Designed by the Copenhagen-based architecture studio Dorte Mandrup, The Whale, as it’s been dubbed, will be nothing if not true to its moniker. The proposed structure is designed to look just like one of the region’s most familiar animals: whales. The museum is set to open in Andenes, a tiny coastal village at the tip of the northernmost island in the Vesterålen archipelago. Located nearly 320 kilometres north of the Arctic Circle, the village is known for being one of the best places to spot migrating whales in the world, drawing more than 50,000 visitors a year.
Situated by the edge of the ocean, the curved structure is meant to look like a natural outgrowth of the rocky landscape, as if, according to the Dorte Mandrup, “a giant had lifted a thin layer of the crust of the earth and created a cavity underneath.” Once complete, The Whale will serve as educational museum for the thousands of tourists that flock to Andenes annually. Its stone-covered, shell-like rooftop will also function as a viewing platform from which guests can spot the pilot, minke, and sperm whales that are drawn to the waters around the village every June to August because of the abundance of squid.
“Located this far North, Andøya is a unique place and The Whale an extraordinary project,” firm founder and creative director Dorte Mandrup said in a press release. “Not only will we be creating architecture in yet another remarkable landscape, but we will also take part in increasing the understanding of whales and preservation of marine life.”

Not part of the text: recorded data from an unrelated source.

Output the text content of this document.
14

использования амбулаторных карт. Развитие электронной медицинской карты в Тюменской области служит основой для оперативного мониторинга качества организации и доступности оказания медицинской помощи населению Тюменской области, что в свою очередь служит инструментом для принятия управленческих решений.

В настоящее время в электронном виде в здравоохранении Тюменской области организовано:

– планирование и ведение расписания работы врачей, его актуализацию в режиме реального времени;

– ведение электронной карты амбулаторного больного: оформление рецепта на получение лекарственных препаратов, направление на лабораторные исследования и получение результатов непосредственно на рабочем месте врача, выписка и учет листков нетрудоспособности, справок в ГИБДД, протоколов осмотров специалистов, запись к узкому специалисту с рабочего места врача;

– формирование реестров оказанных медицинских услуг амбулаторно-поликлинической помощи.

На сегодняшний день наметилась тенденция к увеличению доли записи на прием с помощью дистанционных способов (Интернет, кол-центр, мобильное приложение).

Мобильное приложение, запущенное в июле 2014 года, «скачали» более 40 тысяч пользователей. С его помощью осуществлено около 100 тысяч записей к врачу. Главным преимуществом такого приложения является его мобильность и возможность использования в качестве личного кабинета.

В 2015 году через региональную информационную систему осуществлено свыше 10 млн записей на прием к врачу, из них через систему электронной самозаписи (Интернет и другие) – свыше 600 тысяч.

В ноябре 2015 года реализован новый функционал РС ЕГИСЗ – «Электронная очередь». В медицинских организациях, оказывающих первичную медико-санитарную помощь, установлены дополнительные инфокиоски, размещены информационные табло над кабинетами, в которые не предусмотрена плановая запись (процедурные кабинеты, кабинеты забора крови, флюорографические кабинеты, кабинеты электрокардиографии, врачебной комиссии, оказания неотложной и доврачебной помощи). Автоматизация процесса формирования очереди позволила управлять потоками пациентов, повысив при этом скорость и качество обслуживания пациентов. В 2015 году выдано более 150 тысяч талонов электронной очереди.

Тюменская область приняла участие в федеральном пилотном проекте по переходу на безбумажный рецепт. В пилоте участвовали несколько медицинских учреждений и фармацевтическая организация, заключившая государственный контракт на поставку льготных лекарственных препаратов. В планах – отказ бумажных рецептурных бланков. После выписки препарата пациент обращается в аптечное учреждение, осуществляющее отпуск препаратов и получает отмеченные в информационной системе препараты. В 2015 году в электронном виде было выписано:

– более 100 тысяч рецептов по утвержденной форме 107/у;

A rendering of the interior of The Whale MIR
As striking as The Whale may look, it will fit right in with the country’s growing collection of architecturally striking buildings. Other particularly bold examples from this year include an underwater restaurant appropriately named Under which opened earlier this spring and a twisting art museum/public bridge called the Twist located in the Kistefos Sculpture Park.